How Soviet Prison Subculture Shapes the Russian Political Landscape
Examining Russia’s “special military operation” in Ukraine, this project highlights a unique societal attitude that can be traced back to the deep-seated history of prison and criminal culture in Russia. To understand this phenomenon, the project’s research will focus on writings from former prisoners, emphasizing the country’s literary tradition as a medium that shapes its collective history, spanning from the early Soviet era to the present.
Project Participant Bios
Lydia Roberts is a doctoral student in the Department of Slavic, East European, and Eurasian Languages and Cultures at UCLA. She is interested in the literature of East and Central European prisons and labor camps in the 20th century.

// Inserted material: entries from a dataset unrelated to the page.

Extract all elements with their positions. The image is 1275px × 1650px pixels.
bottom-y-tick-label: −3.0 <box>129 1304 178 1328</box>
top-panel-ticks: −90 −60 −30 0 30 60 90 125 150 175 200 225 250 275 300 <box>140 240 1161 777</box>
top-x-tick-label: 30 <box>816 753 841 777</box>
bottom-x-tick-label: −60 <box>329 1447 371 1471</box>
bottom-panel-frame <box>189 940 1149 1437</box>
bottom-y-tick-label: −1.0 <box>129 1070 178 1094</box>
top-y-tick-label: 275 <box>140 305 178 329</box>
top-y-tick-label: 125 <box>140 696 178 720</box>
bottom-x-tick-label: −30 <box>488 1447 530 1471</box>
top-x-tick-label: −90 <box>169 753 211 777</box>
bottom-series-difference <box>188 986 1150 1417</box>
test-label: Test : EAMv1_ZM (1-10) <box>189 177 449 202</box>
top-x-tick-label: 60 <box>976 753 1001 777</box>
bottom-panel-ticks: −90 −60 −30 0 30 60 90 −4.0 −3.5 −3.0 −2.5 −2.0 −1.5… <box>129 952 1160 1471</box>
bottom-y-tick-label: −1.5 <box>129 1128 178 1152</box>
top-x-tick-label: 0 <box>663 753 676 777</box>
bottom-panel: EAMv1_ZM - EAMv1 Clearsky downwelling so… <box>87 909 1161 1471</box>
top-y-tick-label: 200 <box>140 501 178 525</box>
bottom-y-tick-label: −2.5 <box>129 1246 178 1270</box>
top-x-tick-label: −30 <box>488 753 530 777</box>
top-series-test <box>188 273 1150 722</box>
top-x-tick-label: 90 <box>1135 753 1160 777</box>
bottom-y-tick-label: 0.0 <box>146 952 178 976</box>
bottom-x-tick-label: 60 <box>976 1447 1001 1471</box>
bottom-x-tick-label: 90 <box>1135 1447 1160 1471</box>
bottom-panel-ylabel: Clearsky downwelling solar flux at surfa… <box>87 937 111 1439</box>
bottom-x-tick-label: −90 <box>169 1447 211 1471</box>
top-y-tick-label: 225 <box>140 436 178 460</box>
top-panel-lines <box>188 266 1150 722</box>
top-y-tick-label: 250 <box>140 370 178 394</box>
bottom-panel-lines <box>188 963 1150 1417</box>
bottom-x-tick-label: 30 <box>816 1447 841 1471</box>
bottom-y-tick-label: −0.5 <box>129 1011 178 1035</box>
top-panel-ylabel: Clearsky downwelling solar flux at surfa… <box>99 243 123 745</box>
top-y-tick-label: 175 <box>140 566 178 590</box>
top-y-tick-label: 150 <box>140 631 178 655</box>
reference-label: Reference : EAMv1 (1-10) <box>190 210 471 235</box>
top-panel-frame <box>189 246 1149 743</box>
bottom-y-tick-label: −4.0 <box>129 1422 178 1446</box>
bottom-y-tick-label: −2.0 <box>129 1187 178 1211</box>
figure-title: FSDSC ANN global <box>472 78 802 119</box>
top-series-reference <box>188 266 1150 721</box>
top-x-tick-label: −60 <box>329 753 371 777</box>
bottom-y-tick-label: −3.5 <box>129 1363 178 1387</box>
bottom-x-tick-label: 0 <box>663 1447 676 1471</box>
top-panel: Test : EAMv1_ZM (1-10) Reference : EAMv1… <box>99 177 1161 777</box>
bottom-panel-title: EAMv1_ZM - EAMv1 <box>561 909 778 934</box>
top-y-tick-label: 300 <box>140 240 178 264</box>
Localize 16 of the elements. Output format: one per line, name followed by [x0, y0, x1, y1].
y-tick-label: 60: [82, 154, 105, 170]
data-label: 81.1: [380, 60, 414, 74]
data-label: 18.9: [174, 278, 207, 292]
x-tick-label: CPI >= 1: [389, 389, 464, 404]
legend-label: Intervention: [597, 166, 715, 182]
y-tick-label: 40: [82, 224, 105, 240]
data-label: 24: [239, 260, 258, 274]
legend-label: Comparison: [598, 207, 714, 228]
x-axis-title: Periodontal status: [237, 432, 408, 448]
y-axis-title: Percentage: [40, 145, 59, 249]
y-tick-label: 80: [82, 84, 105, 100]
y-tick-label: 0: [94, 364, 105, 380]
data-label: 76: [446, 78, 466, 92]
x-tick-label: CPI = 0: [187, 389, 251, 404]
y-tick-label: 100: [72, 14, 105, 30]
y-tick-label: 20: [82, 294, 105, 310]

She is currently writing a dissertation about the Soviet labor camps of the 1920s. Lydia has taught introductory Russian, introductory Polish, and content courses related to Slavic history and culture. She was awarded a Eugene V. Cota-Robles Fellow upon entry to her doctoral program and is currently a University of California Office of the President (UCOP) Dissertation Year Fellow.
Marianna Petiaskina, Ph.D. student, UCLA Department of Slavic, East European, & Eurasian Languages & Cultures. Marianna received her B. Phil in Russian Language and Literature from St. Petersburg State University and an M.A. in Comparative Studies from the National Research University Higher School of Economics (Moscow). Marianna is an experienced archival researcher specializing in the history of political discourse from the 19th to the 21st centuries. Her research interests include intellectual history, postcolonial studies, nineteenth-century studies, and discourse analysis. Her research focuses on imperial politics and related nationalism, the centralization of authority, and the institutionalization of culture.
Igor Pilshchikov is a Professor and Chair of the Department of Slavic, East European, and Eurasian Languages at the University of California, Los Angeles. Dr. Pilshchikov is a leading figure in the world of digital humanities and the co-founder and academic editor of the three most important electronic corpora of literary texts and criticism in Russian: the Fundamental Digital Library of Russian Literature and Folklore (FEB-web.ru), the Russian Virtual Library (RVB.ru), and an Information System on Comparative Poetics and Comparative Literature (CPCL.info).